The book’s front cover would suggest that this was a volume that had thoroughly absorbed and adopted the language of quasi-biblical prohibition on images of atrocity that comes to us, rightly or wrongly, from the postwar writings of Theodor Adorno. Above the stark sans serif title looms not an iconic image of atrocity but a monochromatic abstraction. It is an image by one of the volume’s contributors, Alfredo Jaar, whose work is also the pivotal subject of an excellent essay by Pollock that, among other goals (principally historical and feminist), directly challenges, by way of invoking Georges Didi-Huberman’s Images in Spite of All: Four Photographs from Auschwitz (Chicago: University of Chicago Press, 2008) (click here for review), the orthodoxy of Claude Lanzmann and all those who believe “that the Shoah is unimaginable and has, and should have, no image” (67). And while Jaar’s collaborative contribution, “Lament of the Images,” couples similarly monochromatic images, here, pure black, with captions by David Levi Strauss, implying that we know such images of death and destruction from the war in Afghanistan (and Pakistan) well enough that we can conjure them in our minds, no such caption fixes the image on the front cover. A rectangular frame filled by a luminous field of crimson (or, dare one say, blood red?), even if the image does not bespeak an Adornian Bilderverbot—for this is a volume that believes deeply in the necessity not just of seeing and showing, but of studying, with careful attention, the photographic archive of atrocity—it does bespeak a generalization and abstraction that runs counter to the belief in the utter specificity of images that drives almost every essay in the volume.

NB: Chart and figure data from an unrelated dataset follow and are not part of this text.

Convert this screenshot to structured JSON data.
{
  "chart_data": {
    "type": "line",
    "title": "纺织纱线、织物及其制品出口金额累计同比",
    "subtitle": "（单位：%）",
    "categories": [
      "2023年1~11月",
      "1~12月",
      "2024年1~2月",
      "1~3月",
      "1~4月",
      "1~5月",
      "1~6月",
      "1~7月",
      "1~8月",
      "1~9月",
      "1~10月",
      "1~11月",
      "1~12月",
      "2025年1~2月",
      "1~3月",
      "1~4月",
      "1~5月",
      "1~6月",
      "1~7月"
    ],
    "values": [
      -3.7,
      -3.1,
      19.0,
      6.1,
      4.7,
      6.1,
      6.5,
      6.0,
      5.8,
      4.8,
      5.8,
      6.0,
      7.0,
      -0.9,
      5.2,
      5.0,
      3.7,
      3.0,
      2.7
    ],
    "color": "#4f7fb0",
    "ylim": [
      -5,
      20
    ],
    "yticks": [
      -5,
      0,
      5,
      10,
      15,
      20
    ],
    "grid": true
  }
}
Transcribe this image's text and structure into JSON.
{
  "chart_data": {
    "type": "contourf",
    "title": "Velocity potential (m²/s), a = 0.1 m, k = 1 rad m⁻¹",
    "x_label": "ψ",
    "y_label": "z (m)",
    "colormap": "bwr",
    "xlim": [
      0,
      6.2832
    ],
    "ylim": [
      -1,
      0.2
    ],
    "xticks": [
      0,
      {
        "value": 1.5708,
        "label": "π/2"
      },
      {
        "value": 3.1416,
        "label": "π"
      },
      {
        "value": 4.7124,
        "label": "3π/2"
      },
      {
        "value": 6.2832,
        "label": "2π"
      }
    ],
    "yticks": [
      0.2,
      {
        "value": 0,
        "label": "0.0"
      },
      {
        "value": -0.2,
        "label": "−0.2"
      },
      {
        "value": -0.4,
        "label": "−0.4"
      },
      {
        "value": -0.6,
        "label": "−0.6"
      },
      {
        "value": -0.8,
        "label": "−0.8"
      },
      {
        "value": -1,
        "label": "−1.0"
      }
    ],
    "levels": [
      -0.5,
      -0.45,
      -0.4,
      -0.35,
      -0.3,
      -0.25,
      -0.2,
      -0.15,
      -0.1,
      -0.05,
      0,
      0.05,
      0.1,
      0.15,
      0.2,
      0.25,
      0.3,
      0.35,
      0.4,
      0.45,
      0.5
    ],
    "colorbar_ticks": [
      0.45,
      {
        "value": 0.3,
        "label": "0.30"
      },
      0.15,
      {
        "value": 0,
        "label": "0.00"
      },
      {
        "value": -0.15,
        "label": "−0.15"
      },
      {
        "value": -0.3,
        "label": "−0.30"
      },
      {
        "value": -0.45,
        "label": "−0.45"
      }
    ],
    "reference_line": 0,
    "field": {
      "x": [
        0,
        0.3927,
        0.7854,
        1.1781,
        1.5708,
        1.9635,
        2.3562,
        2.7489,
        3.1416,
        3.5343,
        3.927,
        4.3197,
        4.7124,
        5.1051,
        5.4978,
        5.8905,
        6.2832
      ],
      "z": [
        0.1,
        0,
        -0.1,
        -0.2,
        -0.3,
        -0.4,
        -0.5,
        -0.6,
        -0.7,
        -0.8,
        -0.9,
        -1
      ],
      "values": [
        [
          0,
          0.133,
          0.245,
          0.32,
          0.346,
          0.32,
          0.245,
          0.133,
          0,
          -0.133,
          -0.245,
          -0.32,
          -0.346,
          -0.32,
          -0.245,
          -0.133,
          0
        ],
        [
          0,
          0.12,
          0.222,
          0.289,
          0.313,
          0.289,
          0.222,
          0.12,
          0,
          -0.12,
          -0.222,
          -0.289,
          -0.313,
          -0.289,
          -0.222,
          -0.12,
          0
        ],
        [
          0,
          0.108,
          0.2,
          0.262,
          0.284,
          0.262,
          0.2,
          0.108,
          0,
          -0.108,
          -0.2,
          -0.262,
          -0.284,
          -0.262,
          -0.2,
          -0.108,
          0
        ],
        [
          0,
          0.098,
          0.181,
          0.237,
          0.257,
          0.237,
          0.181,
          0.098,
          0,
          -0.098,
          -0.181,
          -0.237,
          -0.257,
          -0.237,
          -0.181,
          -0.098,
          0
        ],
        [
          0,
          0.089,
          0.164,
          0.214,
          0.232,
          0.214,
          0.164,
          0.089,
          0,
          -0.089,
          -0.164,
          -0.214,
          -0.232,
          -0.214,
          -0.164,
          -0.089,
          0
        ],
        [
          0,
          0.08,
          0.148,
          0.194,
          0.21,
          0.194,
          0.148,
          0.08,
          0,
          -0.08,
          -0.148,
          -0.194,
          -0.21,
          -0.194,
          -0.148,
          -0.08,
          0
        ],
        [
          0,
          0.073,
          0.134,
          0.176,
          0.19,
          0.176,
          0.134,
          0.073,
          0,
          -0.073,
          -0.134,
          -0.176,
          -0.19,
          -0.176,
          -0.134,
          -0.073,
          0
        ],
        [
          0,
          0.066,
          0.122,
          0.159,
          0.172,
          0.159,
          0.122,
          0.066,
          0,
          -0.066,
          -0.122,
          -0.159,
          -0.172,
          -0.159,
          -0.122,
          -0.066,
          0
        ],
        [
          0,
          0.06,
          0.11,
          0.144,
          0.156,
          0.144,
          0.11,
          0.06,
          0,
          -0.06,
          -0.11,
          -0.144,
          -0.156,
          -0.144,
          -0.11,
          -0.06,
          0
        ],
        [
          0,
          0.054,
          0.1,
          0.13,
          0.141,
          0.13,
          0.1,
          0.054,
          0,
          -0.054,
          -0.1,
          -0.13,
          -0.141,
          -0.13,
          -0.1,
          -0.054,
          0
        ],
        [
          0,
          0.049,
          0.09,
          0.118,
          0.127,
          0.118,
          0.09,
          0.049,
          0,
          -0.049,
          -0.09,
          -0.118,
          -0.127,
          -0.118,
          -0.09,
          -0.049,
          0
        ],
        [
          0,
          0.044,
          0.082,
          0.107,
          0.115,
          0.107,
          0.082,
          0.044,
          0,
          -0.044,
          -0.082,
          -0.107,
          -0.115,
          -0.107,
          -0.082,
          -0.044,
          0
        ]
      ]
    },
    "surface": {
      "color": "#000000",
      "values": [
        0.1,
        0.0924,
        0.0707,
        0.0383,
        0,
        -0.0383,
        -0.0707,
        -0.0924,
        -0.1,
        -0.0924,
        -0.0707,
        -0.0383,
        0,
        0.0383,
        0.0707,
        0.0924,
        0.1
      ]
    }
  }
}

But this is ultimately a minor quibble, all the more so when one flips the book over to discover that the royalties from the book will be donated to Amnesty International. Were that the only reason to buy this book, it would be enough. But it is not. This is a carefully realized, deeply ethical study of images, one that brings together the work of some of the most recognized practitioners, writers, and scholars in the field and organizes that work into a ranging yet coherent whole. Its coherence comes not only from its selection and organization of essays, but from the ways in which a number of them make reference to the claims of others, amplifying the concerns and conclusions of the book.

Michael Fried may have made a case for why “photography matters as art as never before.” But this volume, with its concise yet purposeful introduction by Jay Prosser and its consistently persuasive and engaging essays by the other editors and contributors, makes a case for why photography, whatever its forms, mattered then, matters now, and will continue to matter in the years to come.